Avec des regrets quant à l'efficience de la Direction du logement et quant à celle du DAEL de l'époque, le groupe libéral aura un point de vue qui est un point de vue pragmatique. Un point de vue qui tend à dire qu'il y a un intérêt manifeste, un intérêt public manifeste, à ce que des logements soient créés. C'est un intérêt public supérieur qui nous pousse, contrairement aux socialistes, à voter ce projet de loi et à vous recommander de le voter aussi.
M. Robert Cramer, conseiller d'Etat. Monsieur le député Aumeunier m'enlève les mots de la bouche, parce que je suis vraiment extrêmement surpris par les réticences que suscite ce projet de loi. Elles témoignent d'un légalisme effréné de ce Grand Conseil.
De quoi s'agit-il ici ? Nous sommes à Aire-la-Ville. A Aire-la-Ville, il y a un terrain constructible pour lequel une clause prévoit qu'il soit affecté à la réalisation d'ouvrages d'intérêt public. Il se trouve que les ouvrages d'intérêt public nécessaires au village d'Aire-la-Ville - extrêmement bien géré d'ailleurs - ont déjà été réalisés, Monsieur Cavaleri ! Alors, que fait-on ? On se dit que le terrain est constructible et on demande une autorisation de construire. L'autorisation de construire est délivrée, probablement suite à un petit couac administratif, parce qu'on n'a pas vu que cette parcelle était en principe affectée à la construction d'établissements publics, et on autorise la construction de logements. Ensuite, les logements sont construits et des gens y habitent depuis. C'est merveilleux: on a réussi à construire des logements et on a réussi à les construire rapidement !
Puis, à un moment donné, quelqu'un se rend compte qu'on a fait une erreur administrative. On la rattrape en passant devant le Grand Conseil et en expliquant qu'on a fait une erreur qu'il faut maintenant corriger. Le vrai problème, c'est exactement celui que vous avez mentionné, Monsieur Gros: il est inadmissible que l'on soumette ce genre d'objets au Grand Conseil ! Le Grand Conseil est beaucoup trop tatillon quand il exige qu'on passe obligatoirement par lui pour des déclassements de cette nature !
On devrait toujours procéder ainsi. On devrait toujours procéder ainsi lorsqu'il s'agit de déclasser des parcelles de quelques centaines de mètres carrés, qui permettent des petites opérations de création de logements. Le Grand Conseil devrait renoncer à cette prérogative qu'il s'est attribuée d'être omnipotent et de contrôler chaque déclassement. Parce que les prérogatives que le Grand Conseil s'est octroyées, pour exercer ce contrôle tatillon qu'il veut avoir sur toute chose, font perdre des mois et des années à des projets de logement.

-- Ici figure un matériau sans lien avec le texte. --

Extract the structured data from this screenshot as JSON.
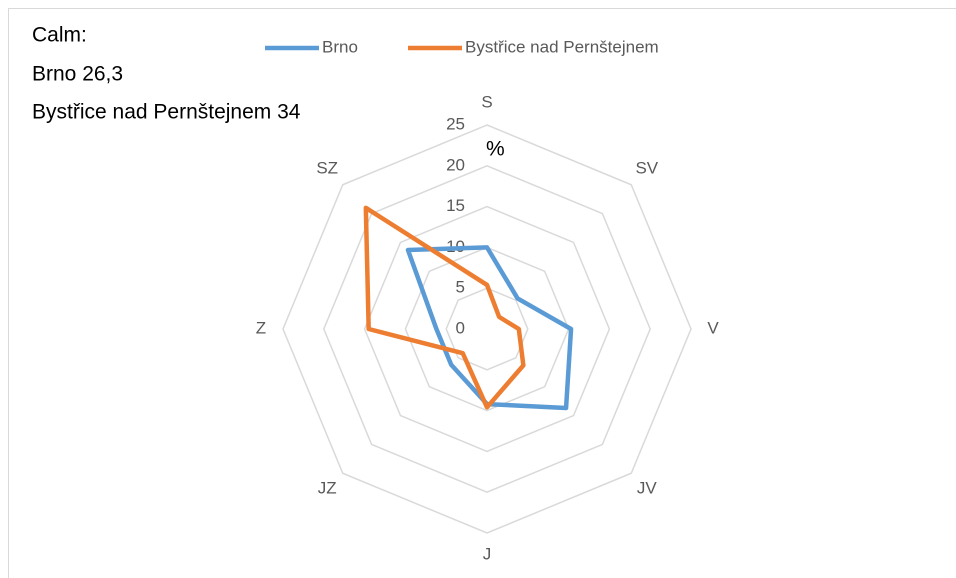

J'ai un exemple récent avec un projet de loi portant précisément sur un déclassement, qui a traîné pendant plus d'une année devant le Grand Conseil avant d'avoir pu être adopté, parce qu'il se trouve que l'ordre du jour du Grand Conseil contient pas loin de 200 points et que le temps que cela prend pour que les objets passent à l'ordre du jour est infini ! Cela fait que ça peut prendre une année. Or, pendant ce temps-là, on ne construit pas. Dès l'instant où le Grand Conseil a bien voulu débloquer ce dossier, en l'espace de trois mois, le Conseil d'Etat a pu adopter le plan localisé de quartier qui nous permettra maintenant d'aller vers la réalisation de logements.
Il y a effectivement un problème ! Le problème est qu'il y a un projet qui a été fait, qui a été bien réfléchi, tout d'abord par un promoteur. Un projet qui a ensuite été examiné avec soin, qui a ensuite été remis dans un circuit pour que tous les services de l'administration le voient, qui ensuite a été examiné par la commune, qui ensuite a fait l'objet d'une enquête publique, qui ensuite a fait l'objet d'une décision du conseil municipal et qui, finalement, a fait l'objet d'un nouvel examen par l'administration et le Conseil d'Etat. Que l'on doive encore passer devant le Grand Conseil pour demander le déclassement n'a pas beaucoup de sens, après tout ce processus.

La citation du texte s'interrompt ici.